In the $200-$500 range, you've got the FMR RNP, ART MPA Gold (or Digital MPA), Grace 101 (for a few bucks more), Rane MS1B, SP VTB1, M-Audio DMP3, GT Brick . . . and these are all pres with lots of experience out there, they come with warranties, and you can have them at your door this week. And I have seen many PCBs, I guarantee you ART and Rane (and EH too, forgot them) look nothing like that one.
Wait. You've seen the PCB?
I didn't realize the Grace was quite that cheap. As for the others, the brick is nothing special from what I've seen of it. I pick my $20/channel Peavey mixer pres over the brick with regularity.... M-Audio pres are good, but they're hardly outstanding---a little brittle. I'm not that familiar with ART and Rane.
Or if you want to try DIY, there are the Gyraf designs, the Five Fish kit, all the lunchbox stuff . . .
It pretty much goes without saying that you can build something high quality for less than the cost of buying it pre-built from a boutique hardware manufacturer.
To extrapolate from the mic experience, this is my review: the first description of the condenser mics was, and I think this is a near quote, the brightest mics the poster had ever heard. In the sound samples posted, I thought the tube mic sounded nice. The ribbons sounded like ribbons, so no trouble there. I tended to agree with the poster's reaction to the other condenser mics.
Yup. Chinese FET condensers are universally junk, and I'm actually pretty impressed that the tubes tame that as much as they do. The capsules are pretty awful and inconsistent. That's why I only bought tubes and ribbons. As I understand it, with the exception of the first FET LDC on the products page, that was what almost everybody else did, too.
At a similar price multiple you claimed for the preamp, do you really think there isn't a better condenser mic? Say up to $300? You're talking Shure KSM27, 109, or SM81, AT3035 (or even AT2020), and their SDCs, the SP C range . . . people seem to like the CADs, and even the MXL tracks I've heard sounded fine in comparison.
There is such a glut of cheap Chinese mics that you can guarantee to be able to get a mic that is almost identical in every way for not dramatically more money. The only exceptions are the custom designs like the ACM-310. I haven't had enough time to track with that to have an opinion of it.
By contrast, I haven't seen a glut of well designed, mass-manufactured preamps out there. The cheap pres that I've seen people analyze have been cloned from designs by companies like Mackie, whose pres are lackluster at best to begin with, IMHO. Then, they cut corners like putting lots of electrolytic caps throughout the signal path. The resulting pres sound like you'd expect....

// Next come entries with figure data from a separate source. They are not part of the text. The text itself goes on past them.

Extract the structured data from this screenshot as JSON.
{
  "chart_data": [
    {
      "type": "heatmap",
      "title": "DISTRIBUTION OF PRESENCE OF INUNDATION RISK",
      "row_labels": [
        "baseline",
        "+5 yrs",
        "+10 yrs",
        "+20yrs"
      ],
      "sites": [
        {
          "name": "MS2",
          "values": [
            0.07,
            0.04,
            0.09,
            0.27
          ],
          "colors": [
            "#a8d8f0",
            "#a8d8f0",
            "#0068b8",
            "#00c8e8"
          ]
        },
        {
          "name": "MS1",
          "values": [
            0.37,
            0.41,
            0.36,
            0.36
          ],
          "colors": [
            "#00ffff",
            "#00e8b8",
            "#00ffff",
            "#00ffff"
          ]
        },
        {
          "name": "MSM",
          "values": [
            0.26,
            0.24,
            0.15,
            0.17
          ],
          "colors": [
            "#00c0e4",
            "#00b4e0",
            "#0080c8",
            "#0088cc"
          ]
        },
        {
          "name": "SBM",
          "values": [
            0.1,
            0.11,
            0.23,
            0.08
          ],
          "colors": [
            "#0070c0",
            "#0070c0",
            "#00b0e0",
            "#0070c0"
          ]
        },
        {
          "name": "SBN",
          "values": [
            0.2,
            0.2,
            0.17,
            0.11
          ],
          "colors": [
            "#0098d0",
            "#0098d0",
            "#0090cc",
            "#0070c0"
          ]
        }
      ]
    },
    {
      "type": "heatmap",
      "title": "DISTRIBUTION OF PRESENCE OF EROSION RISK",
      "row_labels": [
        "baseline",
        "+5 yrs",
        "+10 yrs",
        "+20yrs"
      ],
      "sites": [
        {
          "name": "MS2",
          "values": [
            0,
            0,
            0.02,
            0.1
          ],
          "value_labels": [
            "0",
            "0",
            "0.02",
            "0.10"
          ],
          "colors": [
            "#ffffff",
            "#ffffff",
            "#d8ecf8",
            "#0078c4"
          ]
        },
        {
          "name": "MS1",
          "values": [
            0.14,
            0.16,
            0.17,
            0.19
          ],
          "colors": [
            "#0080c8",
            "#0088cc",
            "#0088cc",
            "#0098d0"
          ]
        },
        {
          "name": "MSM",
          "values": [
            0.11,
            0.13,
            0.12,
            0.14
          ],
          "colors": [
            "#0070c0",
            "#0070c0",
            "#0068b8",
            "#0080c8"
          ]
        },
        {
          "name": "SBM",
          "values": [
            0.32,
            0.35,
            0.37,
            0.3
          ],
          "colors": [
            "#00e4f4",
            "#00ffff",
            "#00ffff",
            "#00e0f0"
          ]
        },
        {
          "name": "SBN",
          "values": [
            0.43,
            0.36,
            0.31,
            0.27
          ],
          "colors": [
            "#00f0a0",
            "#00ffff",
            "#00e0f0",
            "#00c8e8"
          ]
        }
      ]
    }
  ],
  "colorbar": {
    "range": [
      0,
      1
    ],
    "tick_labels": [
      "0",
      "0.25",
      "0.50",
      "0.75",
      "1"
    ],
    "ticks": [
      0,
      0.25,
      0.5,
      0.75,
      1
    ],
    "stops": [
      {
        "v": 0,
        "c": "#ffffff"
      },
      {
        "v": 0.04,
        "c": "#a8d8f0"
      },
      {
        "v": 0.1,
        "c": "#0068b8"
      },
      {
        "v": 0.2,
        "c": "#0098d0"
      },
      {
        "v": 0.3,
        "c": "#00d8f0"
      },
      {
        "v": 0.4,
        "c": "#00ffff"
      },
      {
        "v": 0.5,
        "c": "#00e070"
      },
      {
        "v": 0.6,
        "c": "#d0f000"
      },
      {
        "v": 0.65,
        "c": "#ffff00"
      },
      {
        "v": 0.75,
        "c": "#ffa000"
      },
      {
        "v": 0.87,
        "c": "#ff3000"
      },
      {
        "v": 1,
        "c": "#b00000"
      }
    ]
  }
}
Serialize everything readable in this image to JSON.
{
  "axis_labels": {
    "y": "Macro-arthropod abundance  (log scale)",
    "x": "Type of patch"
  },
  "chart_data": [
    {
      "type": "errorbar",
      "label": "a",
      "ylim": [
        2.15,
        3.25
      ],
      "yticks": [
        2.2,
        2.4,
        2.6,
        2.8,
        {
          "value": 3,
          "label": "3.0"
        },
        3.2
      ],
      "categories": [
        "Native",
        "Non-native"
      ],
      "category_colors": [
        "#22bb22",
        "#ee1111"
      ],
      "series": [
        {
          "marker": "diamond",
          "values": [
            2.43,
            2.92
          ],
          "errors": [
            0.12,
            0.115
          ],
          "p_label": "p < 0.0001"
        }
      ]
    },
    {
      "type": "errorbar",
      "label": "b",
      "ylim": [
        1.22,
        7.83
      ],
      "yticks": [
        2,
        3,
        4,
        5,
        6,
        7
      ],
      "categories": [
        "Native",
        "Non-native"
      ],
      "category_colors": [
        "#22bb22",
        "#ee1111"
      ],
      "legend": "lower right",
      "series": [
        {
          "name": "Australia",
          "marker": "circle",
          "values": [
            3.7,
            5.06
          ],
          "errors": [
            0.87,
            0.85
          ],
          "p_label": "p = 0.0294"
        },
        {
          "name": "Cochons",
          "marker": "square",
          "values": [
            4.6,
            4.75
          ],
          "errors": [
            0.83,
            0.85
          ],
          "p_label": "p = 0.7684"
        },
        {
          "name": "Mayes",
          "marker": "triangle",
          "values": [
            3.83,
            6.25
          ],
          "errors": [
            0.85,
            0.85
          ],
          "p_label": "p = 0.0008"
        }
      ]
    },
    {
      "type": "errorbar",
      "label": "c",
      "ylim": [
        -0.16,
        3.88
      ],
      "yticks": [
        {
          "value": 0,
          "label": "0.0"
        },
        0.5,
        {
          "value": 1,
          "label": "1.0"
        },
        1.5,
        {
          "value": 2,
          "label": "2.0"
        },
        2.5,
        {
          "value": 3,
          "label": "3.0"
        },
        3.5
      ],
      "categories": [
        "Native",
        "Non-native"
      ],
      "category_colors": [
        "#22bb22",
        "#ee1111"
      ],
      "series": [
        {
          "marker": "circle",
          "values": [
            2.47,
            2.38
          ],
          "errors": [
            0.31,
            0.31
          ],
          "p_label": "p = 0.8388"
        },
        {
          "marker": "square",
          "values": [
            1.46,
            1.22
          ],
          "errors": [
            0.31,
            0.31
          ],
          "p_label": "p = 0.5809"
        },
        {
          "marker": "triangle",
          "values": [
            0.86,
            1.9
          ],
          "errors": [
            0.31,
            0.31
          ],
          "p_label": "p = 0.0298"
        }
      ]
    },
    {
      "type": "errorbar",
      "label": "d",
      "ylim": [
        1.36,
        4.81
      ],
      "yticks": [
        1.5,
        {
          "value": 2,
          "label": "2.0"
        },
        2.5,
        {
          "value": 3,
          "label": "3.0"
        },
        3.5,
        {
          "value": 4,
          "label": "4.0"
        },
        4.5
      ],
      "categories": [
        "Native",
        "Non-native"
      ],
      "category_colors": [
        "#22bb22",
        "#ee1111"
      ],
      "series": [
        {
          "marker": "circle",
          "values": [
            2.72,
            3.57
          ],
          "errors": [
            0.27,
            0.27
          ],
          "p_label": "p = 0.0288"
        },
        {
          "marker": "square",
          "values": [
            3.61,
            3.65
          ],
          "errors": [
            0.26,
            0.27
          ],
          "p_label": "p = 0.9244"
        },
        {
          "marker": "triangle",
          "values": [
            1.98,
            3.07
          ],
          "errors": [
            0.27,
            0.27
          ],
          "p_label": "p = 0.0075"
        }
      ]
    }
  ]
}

It's true the group buy was a good deal for ribbons, especially since it seems that some of the "professional" importers aren't doing any ribbon QC either. But if you look to Shinybox or one of the others who supposedly are inspecting or swapping trannies, that could still be a better path (albeit pricey) for those not comfortable with repair..
Agreed. Again, though, that's a problem that's very specific to ribbon mics. I can't imagine we'd find even a 1% defect rate on something involving what I suspect will involve a bunch of components placed onto a PCB by robots and wave soldered....
So from my outside perspective, it's been a mixed bag. That's hardly the kind of basis for the statement you made above.
Yes, it's a mixed bag. It's also a fairly well understood mixed bag with a lot of problems that are specific to microphones. I'm a lot more comfortable buying Chinese-manufactured products that don't involve any complex mechanical work like capsule manufacture. Heck, every computer I've bought in the last ten years falls into that category.